Quantum field theory with dynamical boundary conditions and the Casimir effect: Coherent states

TL;DR

This paper extends the analysis of a bulk-boundary quantum system with dynamical boundary conditions by introducing coherent states and examining their effects on Casimir energy and force, providing new insights into quantum boundary phenomena.

Contribution

It introduces coherent and thermal coherent states into a bulk-boundary quantum system with dynamical boundary conditions, extending previous work on Casimir effects.

Findings

Derived expressions for local polarization and Casimir energy in coherent states

Numerical results for Casimir energy and force in the extended framework

Enhanced understanding of quantum boundary effects with coherent states

Abstract

We have studied in a previous work the quantization of a mixed bulk-boundary system describing the coupled dynamics between a bulk quantum field confined to a spacetime with finite space slice and with timelike boundary, and a boundary observable defined on the boundary. Our bulk system is a quantum field in a spacetime with timelike boundary and a dynamical boundary condition-the boundary observable's equation of motion.

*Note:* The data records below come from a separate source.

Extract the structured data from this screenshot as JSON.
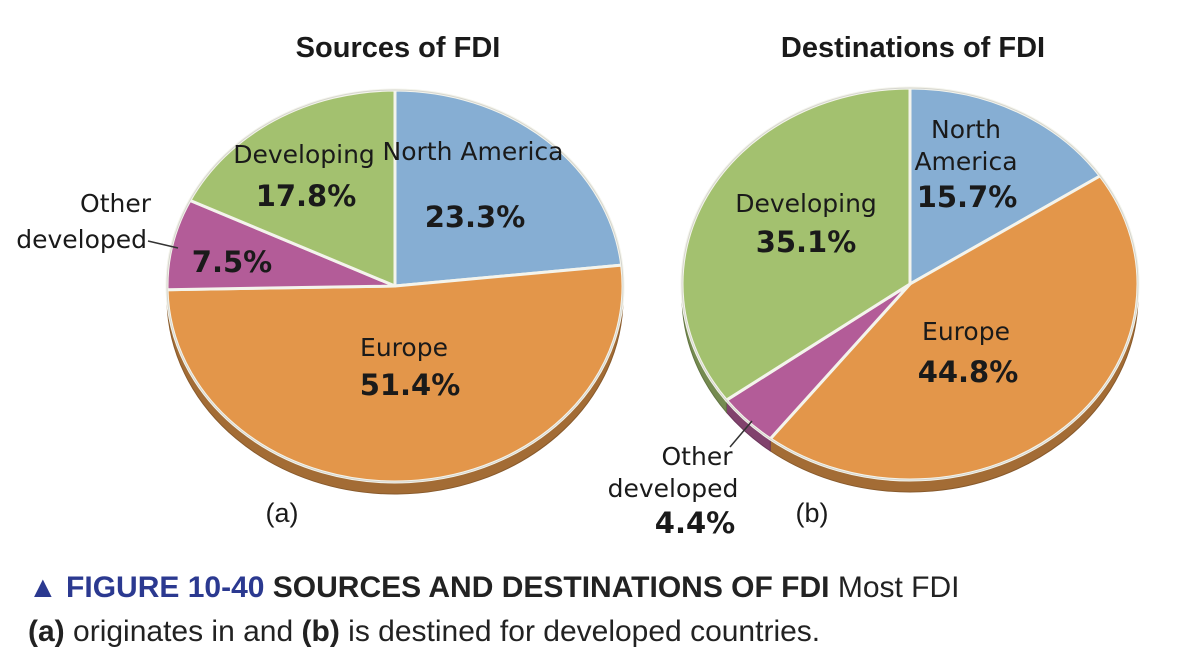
{
  "chart_data": [
    {
      "type": "pie",
      "title": "Sources of FDI",
      "panel": "(a)",
      "slices": [
        {
          "label": "North America",
          "value": 23.3,
          "value_label": "23.3%",
          "color": "#86aed3"
        },
        {
          "label": "Europe",
          "value": 51.4,
          "value_label": "51.4%",
          "color": "#e3964a"
        },
        {
          "label": "Other developed",
          "value": 7.5,
          "value_label": "7.5%",
          "color": "#b35c98"
        },
        {
          "label": "Developing",
          "value": 17.8,
          "value_label": "17.8%",
          "color": "#a3c16f"
        }
      ]
    },
    {
      "type": "pie",
      "title": "Destinations of FDI",
      "panel": "(b)",
      "slices": [
        {
          "label": "North America",
          "value": 15.7,
          "value_label": "15.7%",
          "color": "#86aed3"
        },
        {
          "label": "Europe",
          "value": 44.8,
          "value_label": "44.8%",
          "color": "#e3964a"
        },
        {
          "label": "Other developed",
          "value": 4.4,
          "value_label": "4.4%",
          "color": "#b35c98"
        },
        {
          "label": "Developing",
          "value": 35.1,
          "value_label": "35.1%",
          "color": "#a3c16f"
        }
      ]
    }
  ],
  "caption": {
    "marker": "▲",
    "figure_number": "FIGURE 10-40",
    "heading": "SOURCES AND DESTINATIONS OF FDI",
    "text_1": "Most FDI",
    "part_a": "(a)",
    "text_2": "originates in and",
    "part_b": "(b)",
    "text_3": "is destined for developed countries."
  },
  "colors": {
    "north_america": "#86aed3",
    "europe": "#e3964a",
    "other_developed": "#b35c98",
    "developing": "#a3c16f",
    "caption_accent": "#2b3990"
  }
}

Owing to important physical motivations, in such previous work we have computed the renormalized local state polarization and local Casimir energy for both the bulk quantum field and the boundary observable in the ground state and in a Gibbs state at finite, positive temperature. In this work, we introduce an appropriate notion of coherent and thermal coherent states for this mixed bulk-boundary system, and extend our previous study of the renormalized local state polarization and local Casimir energy to coherent and thermal coherent states. We also present numerical results for the integrated Casimir energy and for the Casimir force.